Sometimes I think groups hit the big time thanks to sheer persistence. They hang around the perimeter of stardom releasing an album every year, touring constantly, and they treat their loyal fans well. The Flaming Lips quickly come to mind as one of those sorts of bands that just kept trying until somebody decided they might as well let them in on the big game. No Use For A Name are hoping they can be the latest overnight sensations that took over a decade to make it with their latest Fat Wreck Chords release; Keep Them Confused.
They will be going out on the road this summer with the WARP Tour which should give you a good idea of the style of music No Use For A Name (NUFAN) likes to play if you are unfamiliar with them.
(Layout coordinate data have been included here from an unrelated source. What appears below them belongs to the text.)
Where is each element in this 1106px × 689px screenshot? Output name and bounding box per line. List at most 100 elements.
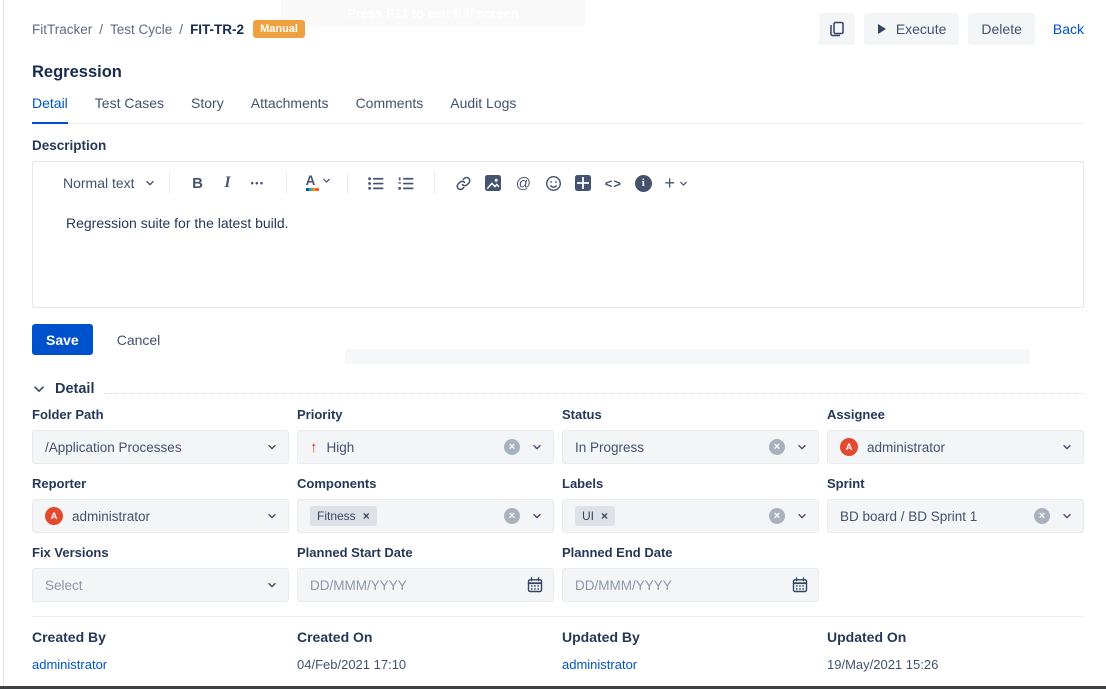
folder-path-value: /Application Processes (45, 440, 266, 455)
calendar-icon[interactable] (792, 577, 808, 593)
field-assignee: Assignee A administrator (827, 407, 1084, 464)
toolbar-divider (169, 172, 170, 194)
chevron-down-icon (678, 178, 689, 189)
color-swatch-bar (306, 188, 319, 191)
breadcrumb: FitTracker / Test Cycle / FIT-TR-2 Manua… (32, 20, 305, 38)
manual-badge: Manual (253, 20, 305, 38)
save-row: Save Cancel (32, 324, 1084, 355)
tab-comments[interactable]: Comments (356, 95, 424, 123)
delete-button[interactable]: Delete (968, 13, 1034, 45)
folder-path-select[interactable]: /Application Processes (32, 430, 289, 464)
text-color-letter: A (306, 175, 316, 186)
components-select[interactable]: Fitness × × (297, 499, 554, 533)
clear-icon[interactable]: × (504, 508, 520, 524)
link-icon[interactable] (454, 175, 472, 192)
priority-select[interactable]: ↑ High × (297, 430, 554, 464)
planned-start-date-input[interactable]: DD/MMM/YYYY (297, 568, 554, 602)
labels-select[interactable]: UI × × (562, 499, 819, 533)
copy-icon (829, 21, 845, 37)
tab-audit-logs[interactable]: Audit Logs (450, 95, 516, 123)
sprint-select[interactable]: BD board / BD Sprint 1 × (827, 499, 1084, 533)
insert-more-icon[interactable]: + (664, 174, 689, 192)
text-style-dropdown[interactable]: Normal text (63, 175, 156, 191)
calendar-icon[interactable] (527, 577, 543, 593)
clone-button[interactable] (819, 13, 855, 45)
detail-section-header: Detail (32, 381, 1084, 397)
assignee-label: Assignee (827, 407, 1084, 422)
meta-updated-on: Updated On 19/May/2021 15:26 (827, 629, 1084, 672)
editor-toolbar: Normal text B I ••• A (33, 162, 1083, 194)
table-icon[interactable] (574, 175, 592, 191)
bullet-list-icon[interactable] (367, 177, 385, 190)
bold-icon[interactable]: B (189, 176, 207, 191)
detail-fields-grid: Folder Path /Application Processes Prior… (32, 407, 1084, 602)
field-planned-start-date: Planned Start Date DD/MMM/YYYY (297, 545, 554, 602)
status-value: In Progress (575, 440, 769, 455)
assignee-value: administrator (867, 440, 1061, 455)
sprint-label: Sprint (827, 476, 1084, 491)
planned-end-date-label: Planned End Date (562, 545, 819, 560)
ordered-list-icon[interactable] (397, 177, 415, 190)
tag-chip: Fitness × (310, 506, 377, 526)
more-formatting-icon[interactable]: ••• (249, 179, 267, 188)
created-on-value: 04/Feb/2021 17:10 (297, 657, 554, 672)
planned-end-date-input[interactable]: DD/MMM/YYYY (562, 568, 819, 602)
clear-icon[interactable]: × (504, 439, 520, 455)
folder-path-label: Folder Path (32, 407, 289, 422)
chevron-down-icon (266, 510, 278, 522)
execute-label: Execute (896, 21, 947, 37)
cancel-button[interactable]: Cancel (117, 332, 161, 348)
tab-detail[interactable]: Detail (32, 95, 68, 124)
chevron-down-icon (1061, 510, 1073, 522)
meta-updated-by: Updated By administrator (562, 629, 819, 672)
reporter-select[interactable]: A administrator (32, 499, 289, 533)
chevron-down-icon (1061, 441, 1073, 453)
back-link[interactable]: Back (1053, 21, 1084, 37)
emoji-icon[interactable] (544, 175, 562, 192)
field-fix-versions: Fix Versions Select (32, 545, 289, 602)
info-panel-icon[interactable]: i (634, 175, 652, 192)
topbar: FitTracker / Test Cycle / FIT-TR-2 Manua… (32, 0, 1084, 45)
dotted-divider (104, 393, 1085, 394)
created-on-label: Created On (297, 629, 554, 645)
clear-icon[interactable]: × (769, 508, 785, 524)
chevron-down-icon (321, 175, 332, 186)
execute-button[interactable]: Execute (864, 13, 960, 45)
avatar: A (840, 438, 858, 456)
priority-value: High (327, 440, 505, 455)
description-content[interactable]: Regression suite for the latest build. (33, 194, 1083, 231)
tab-test-cases[interactable]: Test Cases (95, 95, 164, 123)
sprint-value: BD board / BD Sprint 1 (840, 509, 1034, 524)
clear-icon[interactable]: × (1034, 508, 1050, 524)
image-icon[interactable] (484, 175, 502, 191)
planned-start-date-placeholder: DD/MMM/YYYY (310, 578, 527, 593)
updated-by-link[interactable]: administrator (562, 657, 819, 672)
save-button[interactable]: Save (32, 324, 93, 355)
text-color-icon[interactable]: A (306, 175, 333, 191)
tag-remove-icon[interactable]: × (363, 509, 370, 523)
code-icon[interactable]: <> (604, 177, 622, 190)
tab-bar: Detail Test Cases Story Attachments Comm… (32, 95, 1084, 124)
header-actions: Execute Delete Back (819, 13, 1084, 45)
breadcrumb-project[interactable]: FitTracker (32, 22, 92, 37)
tab-attachments[interactable]: Attachments (251, 95, 329, 123)
tag-remove-icon[interactable]: × (601, 509, 608, 523)
assignee-select[interactable]: A administrator (827, 430, 1084, 464)
mention-icon[interactable]: @ (514, 176, 532, 191)
status-label: Status (562, 407, 819, 422)
updated-on-value: 19/May/2021 15:26 (827, 657, 1084, 672)
status-select[interactable]: In Progress × (562, 430, 819, 464)
created-by-link[interactable]: administrator (32, 657, 289, 672)
italic-icon[interactable]: I (219, 175, 237, 191)
collapse-chevron-icon[interactable] (32, 382, 46, 396)
clear-icon[interactable]: × (769, 439, 785, 455)
chevron-down-icon (531, 441, 543, 453)
fix-versions-select[interactable]: Select (32, 568, 289, 602)
tab-story[interactable]: Story (191, 95, 224, 123)
chevron-down-icon (266, 579, 278, 591)
updated-by-label: Updated By (562, 629, 819, 645)
field-empty (827, 545, 1084, 602)
components-tags: Fitness × (310, 506, 504, 526)
fix-versions-placeholder: Select (45, 578, 266, 593)
breadcrumb-test-cycle[interactable]: Test Cycle (110, 22, 172, 37)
We’re talking leavened and sweetened punk rock in a style I dubbed twizzler rock many years ago since the music was sweet, but the lyrics were tougher than most bubblegum songs. It’s a good portion of the sound of the modern rock charts as Green Day, Blink-182, Good Charlotte, and Sum-41 have all seen their bank accounts turn green over the last decade with their catchy songs and punk posturing. NUFAN’s new one should please their current skate rocking fans even though it is slightly slicker than previous albums, but will it go over big with the kids who buy their music at department stores?
Keep Them Confused begins with the sticky, sweet pop of “Part Two” and then heads for emo land on “There Will Be Revenge” before going for the jugular with “For Fiona”, the first single from the album. It is an archetype of pop punk meeting emo with its hushed instrumentation at the beginning before launching into the Jimmy Eat World type verses. It’s a good song, but it all sounds so formulaic these days. Somewhere I hear Mike Love going, “so what if it’s formulaic, remember my rule: don’t mess with the formula!” NUFAN maintains some hardcore punk credibility with “Bullets” which tackles Christianity and “Killing Time” which is an anti-war song that pulls no punches. My favorite track was “It’s Tragic” which has a rocking intro that’s pleasantly aggressive.